Where Is Jesus ?

Where Is Jesus in Their Young Lives?

After concluding Youth Alpha, I left with a heart full of gratitude.

The testimonies shared were sincere, moving, and often deeply personal. I saw friendships formed, barriers lowered, laughter shared, and prayers offered with surprising honesty. For many of the youths, it felt like they had encountered something real.

And yet, as I reflected quietly afterward, another question lingered within me:

Where is Jesus in their young lives?

Not merely in the excitement of Alpha.
Not only in the warmth of community.
Not just in answered prayers or emotional moments.

But in the ordinary spaces of their everyday lives.

I found myself wondering whether many young people unconsciously come to see God mainly through outcomes.

God is present when prayers are answered.
God is good when life goes well.
God is near when emotions are strong.
God is real when there is breakthrough.

But what about the silence?
What about disappointment?
What about the long stretches where nothing seems to happen?

This is where I sense Spiritual Direction may have something important to offer the next generation.
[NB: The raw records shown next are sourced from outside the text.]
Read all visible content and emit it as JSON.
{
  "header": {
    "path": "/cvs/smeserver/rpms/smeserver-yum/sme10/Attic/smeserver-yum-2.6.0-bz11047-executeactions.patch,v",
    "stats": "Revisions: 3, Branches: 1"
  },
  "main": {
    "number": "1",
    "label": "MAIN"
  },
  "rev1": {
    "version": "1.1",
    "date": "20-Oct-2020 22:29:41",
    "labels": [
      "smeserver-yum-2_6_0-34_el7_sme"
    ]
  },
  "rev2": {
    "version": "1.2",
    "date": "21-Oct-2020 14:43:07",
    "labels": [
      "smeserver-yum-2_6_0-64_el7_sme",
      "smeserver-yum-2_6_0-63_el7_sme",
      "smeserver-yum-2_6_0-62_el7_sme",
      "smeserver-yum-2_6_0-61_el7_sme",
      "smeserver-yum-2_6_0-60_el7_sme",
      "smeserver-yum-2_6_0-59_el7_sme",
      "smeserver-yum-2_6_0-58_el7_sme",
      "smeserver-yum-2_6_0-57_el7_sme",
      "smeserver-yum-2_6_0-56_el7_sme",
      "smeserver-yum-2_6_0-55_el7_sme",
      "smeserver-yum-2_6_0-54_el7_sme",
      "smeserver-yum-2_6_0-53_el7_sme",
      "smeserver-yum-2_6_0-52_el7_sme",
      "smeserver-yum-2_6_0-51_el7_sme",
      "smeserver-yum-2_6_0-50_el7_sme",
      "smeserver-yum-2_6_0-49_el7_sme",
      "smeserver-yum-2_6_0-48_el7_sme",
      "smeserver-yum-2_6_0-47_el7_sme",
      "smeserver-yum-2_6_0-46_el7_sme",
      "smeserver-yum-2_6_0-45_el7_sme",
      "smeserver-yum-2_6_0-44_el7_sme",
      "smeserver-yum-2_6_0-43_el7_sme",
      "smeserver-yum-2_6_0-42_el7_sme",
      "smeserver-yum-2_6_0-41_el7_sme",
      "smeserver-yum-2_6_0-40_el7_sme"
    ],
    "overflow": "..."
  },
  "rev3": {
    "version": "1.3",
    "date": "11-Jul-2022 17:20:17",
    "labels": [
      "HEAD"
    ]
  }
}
Spiritual Direction is not about giving advice or fixing problems. It is about helping a person notice and respond to the presence of God already at work in their lives. It teaches us to ask deeper questions:

Where did you sense God today?
What stirred your heart?
What drained life from you?
What longing keeps returning?
What might God be inviting you to notice?

Young people today are surrounded by noise, pressure, comparison, and constant stimulation. Many are searching for identity, belonging, and meaning, even if they do not always have the language for it. They may know how to consume content about God, but not necessarily how to sit quietly with Him.

And perhaps that is one of the greatest invitations before us.

Not simply to teach youths how to believe in God, but to help them become attentive to Him.

To help them discover that Jesus is present:

in their questions,
in their loneliness,
in their friendships,
in their fears about the future,
in their hidden wounds,
and even in seasons when He feels absent.

Because the presence of God is not measured only by answered prayers.

Sometimes God is most deeply present in the waiting, the wrestling, and the listening.

As I continue reflecting on the Youth Alpha journey, I am increasingly convinced that what many young people need is not more activity alone, but spaces of holy attentiveness, places where they can learn to recognize the gentle movements of God in the midst of ordinary life.

Perhaps Spiritual Direction, in its simplest form, is just this:

Helping someone notice that Jesus has been walking with them all along.


Where might Jesus already be present in the ordinary spaces of your life,
even in moments where He seems quiet or unseen?